My History - 12/15/14
I'm a 29 year old woman who just moved from Alaska to Las Vegas in May of 2014. I have a variety of chronic autoimmune diseases. Here's my history:
When I was 12, I was diagnosed with chronic plaque psoriasis. This isn't the kind of dry skin that goes away with any sort of lotion or medication. This is there. Always there. At my worst, I was 95% covered by the scales and dry skin. My face, my feet, my fingers and hands. Nearly EVERY inch of my body was covered in psoriasis. It was miserable, and for many years, I gave up on trying new medications. I was sick of being a guinea pig.
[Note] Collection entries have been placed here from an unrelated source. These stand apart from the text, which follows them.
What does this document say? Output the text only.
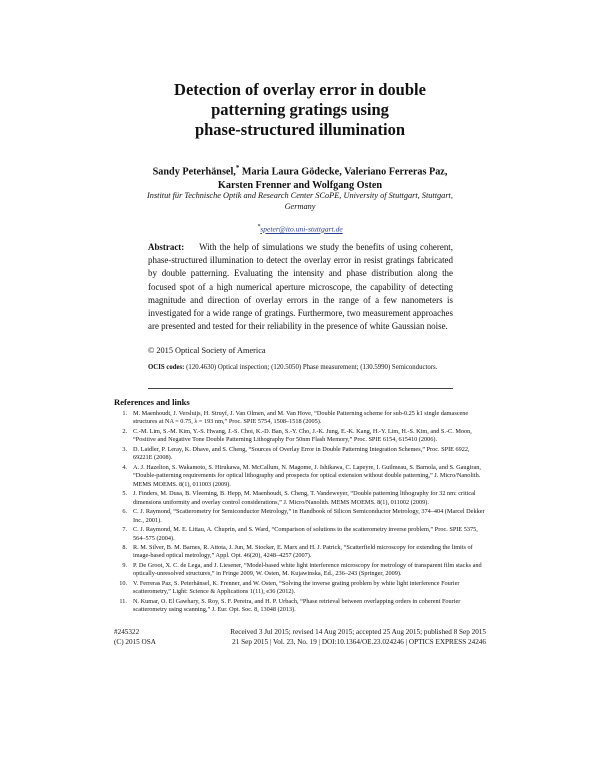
Detection of overlay error in double
patterning gratings using
phase-structured illumination
Sandy Peterhänsel,* Maria Laura Gödecke, Valeriano Ferreras Paz,
Karsten Frenner and Wolfgang Osten
Institut für Technische Optik and Research Center SCoPE, University of Stuttgart, Stuttgart,
Germany
*speter@ito.uni-stuttgart.de
Abstract: With the help of simulations we study the benefits of using coherent, phase-structured illumination to detect the overlay error in resist gratings fabricated by double patterning. Evaluating the intensity and phase distribution along the focused spot of a high numerical aperture microscope, the capability of detecting magnitude and direction of overlay errors in the range of a few nanometers is investigated for a wide range of gratings. Furthermore, two measurement approaches are presented and tested for their reliability in the presence of white Gaussian noise.
© 2015 Optical Society of America
OCIS codes: (120.4630) Optical inspection; (120.5050) Phase measurement; (130.5990) Semiconductors.
References and links
1. M. Maenhoudt, J. Versluijs, H. Struyf, J. Van Olmen, and M. Van Hove, “Double Patterning scheme for sub-0.25 k1 single damascene structures at NA = 0.75, λ = 193 nm,” Proc. SPIE 5754, 1508–1518 (2005).
2. C.-M. Lim, S.-M. Kim, Y.-S. Hwang, J.-S. Choi, K.-D. Ban, S.-Y. Cho, J.-K. Jung, E.-K. Kang, H.-Y. Lim, H.-S. Kim, and S.-C. Moon, “Positive and Negative Tone Double Patterning Lithography For 50nm Flash Memory,” Proc. SPIE 6154, 615410 (2006).
3. D. Laidler, P. Leray, K. Dhave, and S. Cheng, “Sources of Overlay Error in Double Patterning Integration Schemes,” Proc. SPIE 6922, 69221E (2008).
4. A. J. Hazelton, S. Wakamoto, S. Hirukawa, M. McCallum, N. Magome, J. Ishikawa, C. Lapeyre, I. Guilmeau, S. Barnola, and S. Gaugiran, “Double-patterning requirements for optical lithography and prospects for optical extension without double patterning,” J. Micro/Nanolith. MEMS MOEMS. 8(1), 011003 (2009).
5. J. Finders, M. Dusa, B. Vleeming, B. Hepp, M. Maenhoudt, S. Cheng, T. Vandeweyer, “Double patterning lithography for 32 nm: critical dimensions uniformity and overlay control considerations,” J. Micro/Nanolith. MEMS MOEMS. 8(1), 011002 (2009).
6. C. J. Raymond, “Scatterometry for Semiconductor Metrology,” in Handbook of Silicon Semiconductor Metrology, 374–404 (Marcel Dekker Inc., 2001).
7. C. J. Raymond, M. E. Littau, A. Chuprin, and S. Ward, “Comparison of solutions to the scatterometry inverse problem,” Proc. SPIE 5375, 564–575 (2004).
8. R. M. Silver, B. M. Barnes, R. Attota, J. Jun, M. Stocker, E. Marx and H. J. Patrick, “Scatterfield microscopy for extending the limits of image-based optical metrology,” Appl. Opt. 46(20), 4248–4257 (2007).
9. P. De Groot, X. C. de Lega, and J. Liesener, “Model-based white light interference microscopy for metrology of transparent film stacks and optically-unresolved structures,” in Fringe 2009, W. Osten, M. Kujawinska, Ed., 236–243 (Springer, 2009).
10. V. Ferreras Paz, S. Peterhänsel, K. Frenner, and W. Osten, “Solving the inverse grating problem by white light interference Fourier scatterometry,” Light: Science & Applications 1(11), e36 (2012).
11. N. Kumar, O. El Gawhary, S. Roy, S. F. Pereira, and H. P. Urbach, “Phase retrieval between overlapping orders in coherent Fourier scatterometry using scanning,” J. Eur. Opt. Soc. 8, 13048 (2013).
#245322
(C) 2015 OSA
Received 3 Jul 2015; revised 14 Aug 2015; accepted 25 Aug 2015; published 8 Sep 2015
21 Sep 2015 | Vol. 23, No. 19 | DOI:10.1364/OE.23.024246 | OPTICS EXPRESS 24246
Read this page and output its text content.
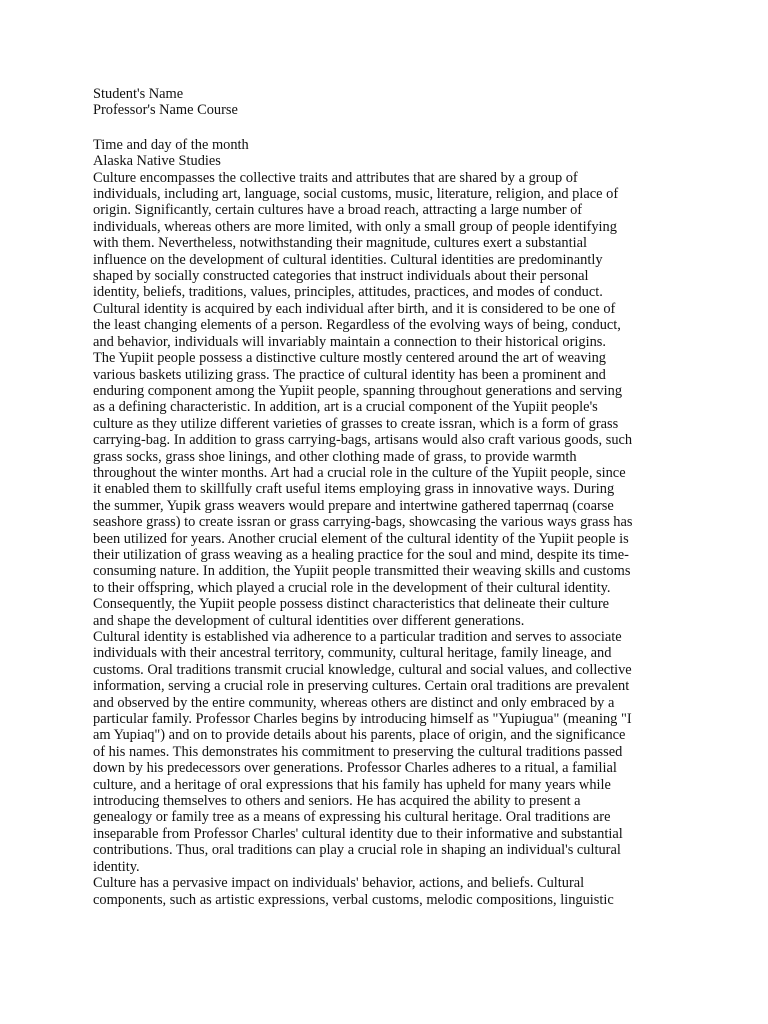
Student's Name
Professor's Name Course
Time and day of the month
Alaska Native Studies
Culture encompasses the collective traits and attributes that are shared by a group of
individuals, including art, language, social customs, music, literature, religion, and place of
origin. Significantly, certain cultures have a broad reach, attracting a large number of
individuals, whereas others are more limited, with only a small group of people identifying
with them. Nevertheless, notwithstanding their magnitude, cultures exert a substantial
influence on the development of cultural identities. Cultural identities are predominantly
shaped by socially constructed categories that instruct individuals about their personal
identity, beliefs, traditions, values, principles, attitudes, practices, and modes of conduct.
Cultural identity is acquired by each individual after birth, and it is considered to be one of
the least changing elements of a person. Regardless of the evolving ways of being, conduct,
and behavior, individuals will invariably maintain a connection to their historical origins.
The Yupiit people possess a distinctive culture mostly centered around the art of weaving
various baskets utilizing grass. The practice of cultural identity has been a prominent and
enduring component among the Yupiit people, spanning throughout generations and serving
as a defining characteristic. In addition, art is a crucial component of the Yupiit people's
culture as they utilize different varieties of grasses to create issran, which is a form of grass
carrying-bag. In addition to grass carrying-bags, artisans would also craft various goods, such
grass socks, grass shoe linings, and other clothing made of grass, to provide warmth
throughout the winter months. Art had a crucial role in the culture of the Yupiit people, since
it enabled them to skillfully craft useful items employing grass in innovative ways. During
the summer, Yupik grass weavers would prepare and intertwine gathered taperrnaq (coarse
seashore grass) to create issran or grass carrying-bags, showcasing the various ways grass has
been utilized for years. Another crucial element of the cultural identity of the Yupiit people is
their utilization of grass weaving as a healing practice for the soul and mind, despite its time-
consuming nature. In addition, the Yupiit people transmitted their weaving skills and customs
to their offspring, which played a crucial role in the development of their cultural identity.
Consequently, the Yupiit people possess distinct characteristics that delineate their culture
and shape the development of cultural identities over different generations.
Cultural identity is established via adherence to a particular tradition and serves to associate
individuals with their ancestral territory, community, cultural heritage, family lineage, and
customs. Oral traditions transmit crucial knowledge, cultural and social values, and collective
information, serving a crucial role in preserving cultures. Certain oral traditions are prevalent
and observed by the entire community, whereas others are distinct and only embraced by a
particular family. Professor Charles begins by introducing himself as "Yupiugua" (meaning "I
am Yupiaq") and on to provide details about his parents, place of origin, and the significance
of his names. This demonstrates his commitment to preserving the cultural traditions passed
down by his predecessors over generations. Professor Charles adheres to a ritual, a familial
culture, and a heritage of oral expressions that his family has upheld for many years while
introducing themselves to others and seniors. He has acquired the ability to present a
genealogy or family tree as a means of expressing his cultural heritage. Oral traditions are
inseparable from Professor Charles' cultural identity due to their informative and substantial
contributions. Thus, oral traditions can play a crucial role in shaping an individual's cultural
identity.
Culture has a pervasive impact on individuals' behavior, actions, and beliefs. Cultural
components, such as artistic expressions, verbal customs, melodic compositions, linguistic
When I was 22, I was diagnosed with rheumatoid arthritis. Again, miserable. Every single joint in my body pops, crack, creaks, strains and stiffens. There are days I cannot walk. I can't wear "regular" shoes because of the bones and joints in my feet.
When I was 28, I was diagnosed with Stage 3 Endometriosis. This is the big one. I was having issues with every sort of birth control I've ever had. Finally, my primary care doctor recommended sterilization (I've only been asking since I was 14!). I have never wanted children. Never wanted to pass along to another generation. Primary care doctor wrote the surgeon referral immediately. Surgeon agreed to tubal ligation immediately. I was scheduled for surgery less than a month later.
Tubal ligation surgery went well. Within 15 minutes of waking up from anesthesia, Dr. D (surgeon) tells me "the news". During my tubal, she found a lot (A LOT) of endometriosis lesions on my uterus, tubes, cervix, ovaries, and potentially even other places. Dr. D asks me if I would like to schedule another surgery after I recover for a total hysterectomy.
Less than two months later, there I was... 28 years old, having a total hysterectomy that will send me into menopause.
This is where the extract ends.